Soho Factory is perhaps the clearest example of Praga’s rebirth, a collection of old industrial buildings converted into flats, galleries, studios, shops and dining. The highlight is the Neon Muzeum. It houses more than 100 vintage signs, from railway stations to restaurants.

 The Neon Muzeum is a sign of rebirth.


Stick around Soho Factory and dine at Warszawa Wschodnia. Headed up by Mateusz Gessler, a well-known name in Poland, the 24-hour restaurant centres on an open kitchen, so perch at the bar to watch the masters at work. The menu is a mix of French and Polish with a modern twist; try goat’s cheese-stuffed cream puff with watermelon followed by roast duck with apples.

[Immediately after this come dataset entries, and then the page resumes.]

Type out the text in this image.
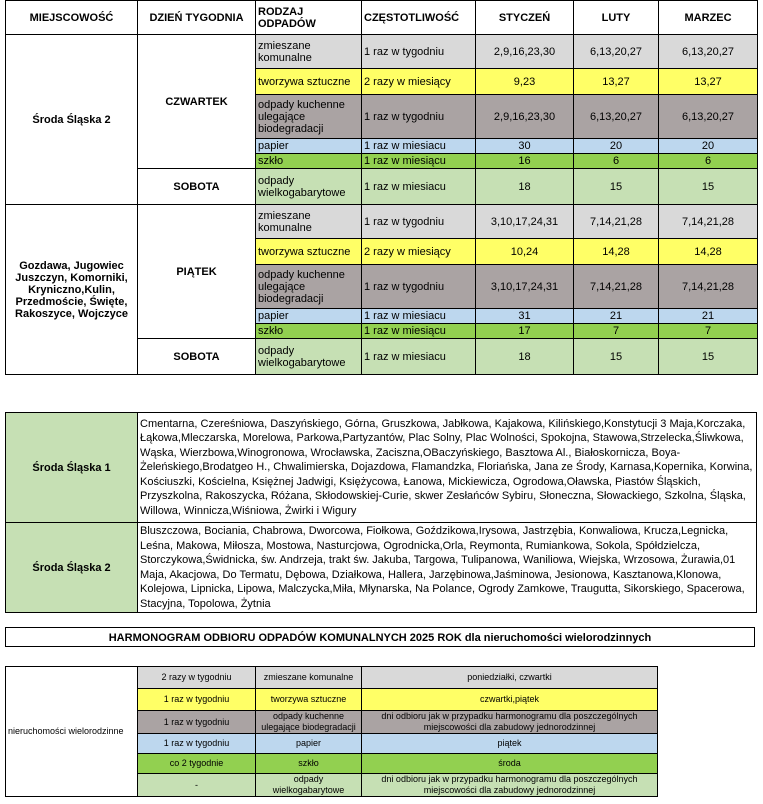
MIEJSCOWOŚĆ	DZIEŃ TYGODNIA	RODZAJ ODPADÓW	CZĘSTOTLIWOŚĆ	STYCZEŃ	LUTY	MARZEC
Środa Śląska 2	CZWARTEK	zmieszane komunalne	1 raz w tygodniu	2,9,16,23,30	6,13,20,27	6,13,20,27
		tworzywa sztuczne	2 razy w miesiący	9,23	13,27	13,27
		odpady kuchenne ulegające biodegradacji	1 raz w tygodniu	2,9,16,23,30	6,13,20,27	6,13,20,27
		papier	1 raz w miesiacu	30	20	20
		szkło	1 raz w miesiącu	16	6	6
	SOBOTA	odpady wielkogabarytowe	1 raz w miesiacu	18	15	15
Gozdawa, Jugowiec Juszczyn, Komorniki, Kryniczno,Kulin, Przedmoście, Święte, Rakoszyce, Wojczyce	PIĄTEK	zmieszane komunalne	1 raz w tygodniu	3,10,17,24,31	7,14,21,28	7,14,21,28
		tworzywa sztuczne	2 razy w miesiący	10,24	14,28	14,28
		odpady kuchenne ulegające biodegradacji	1 raz w tygodniu	3,10,17,24,31	7,14,21,28	7,14,21,28
		papier	1 raz w miesiacu	31	21	21
		szkło	1 raz w miesiącu	17	7	7
	SOBOTA	odpady wielkogabarytowe	1 raz w miesiacu	18	15	15
Środa Śląska 1	Cmentarna, Czereśniowa, Daszyńskiego, Górna, Gruszkowa, Jabłkowa, Kajakowa, Kilińskiego,Konstytucji 3 Maja,Korczaka, Łąkowa,Mleczarska, Morelowa, Parkowa,Partyzantów, Plac Solny, Plac Wolności, Spokojna, Stawowa,Strzelecka,Śliwkowa, Wąska, Wierzbowa,Winogronowa, Wrocławska, Zaciszna,OBaczyńskiego, Basztowa Al., Białoskornicza, Boya-Żeleńskiego,Brodatgeo H., Chwalimierska, Dojazdowa, Flamandzka, Floriańska, Jana ze Środy, Karnasa,Kopernika, Korwina, Kościuszki, Kościelna, Księżnej Jadwigi, Księżycowa, Łanowa, Mickiewicza, Ogrodowa,Oławska, Piastów Śląskich, Przyszkolna, Rakoszycka, Różana, Skłodowskiej-Curie, skwer Zesłańców Sybiru, Słoneczna, Słowackiego, Szkolna, Śląska, Willowa, Winnicza,Wiśniowa, Żwirki i Wigury
Środa Śląska 2	Bluszczowa, Bociania, Chabrowa, Dworcowa, Fiołkowa, Goździkowa,Irysowa, Jastrzębia, Konwaliowa, Krucza,Legnicka, Leśna, Makowa, Miłosza, Mostowa, Nasturcjowa, Ogrodnicka,Orla, Reymonta, Rumiankowa, Sokola, Spółdzielcza, Storczykowa,Świdnicka, św. Andrzeja, trakt św. Jakuba, Targowa, Tulipanowa, Waniliowa, Wiejska, Wrzosowa, Żurawia,01 Maja, Akacjowa, Do Termatu, Dębowa, Działkowa, Hallera, Jarzębinowa,Jaśminowa, Jesionowa, Kasztanowa,Klonowa, Kolejowa, Lipnicka, Lipowa, Malczycka,Miła, Młynarska, Na Polance, Ogrody Zamkowe, Traugutta, Sikorskiego, Spacerowa, Stacyjna, Topolowa, Żytnia
HARMONOGRAM ODBIORU ODPADÓW KOMUNALNYCH 2025 ROK dla nieruchomości wielorodzinnych
nieruchomości wielorodzinne	2 razy w tygodniu	zmieszane komunalne	poniedziałki, czwartki
	1 raz w tygodniu	tworzywa sztuczne	czwartki,piątek
	1 raz w tygodniu	odpady kuchenne ulegające biodegradacji	dni odbioru jak w przypadku harmonogramu dla poszczególnych miejscowości dla zabudowy jednorodzinnej
	1 raz w tygodniu	papier	piątek
	co 2 tygodnie	szkło	środa
	-	odpady wielkogabarytowe	dni odbioru jak w przypadku harmonogramu dla poszczególnych miejscowości dla zabudowy jednorodzinnej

 Warszawa Wschodnia is open all hours.


Smart Saska Kepa is home to some beautiful pre-war architecture, and a clutch of lovely bars and restaurants. Among these, Francuska Trzydziesci is easy to spot, thanks to the canopy of multi-coloured umbrellas over its patio tables. If it’s too chilly to sit outside, hunker down inside with a bottle of regional beer.

Over in central Warsaw, Polonez describes itself as a klubokawiarnia, a 'club-cafe', which after dark becomes a hipster hangout with a long list of spirits.


Bazar na Kole, in Kolo, is Poland’s largest flea market. Operating all year round, even in the depths of winter (these traders are a hardy bunch), the market sells everything from books and records to military paraphernalia.

National chain Boleslawiec has a branch in central Warsaw, where you can pick up traditional blue-and-white Polish ceramics. A tea set might set you back 500 zlotys ($A180), but you can find single plates for around 16 zlotys ($A6).

Don't miss

Take a stroll amid the manicured gardens, classical statues and wandering peacocks of Lazienki Krolewskie, the royal park. A lengthy renovation of the Palace on the Isle, a baroque former bathhouse sitting on the lake, was completed this year, and its wonderfully over-the-top interiors are open to the public.

The Palace of Culture and Science, Poland’s tallest building, was a controversial gift from Stalin, and stands as a striking example of socialist realist design. Among its more than 3,000 rooms are a cinema, theatres and museums, but head up to the 30th-floor terrace for a view over the city.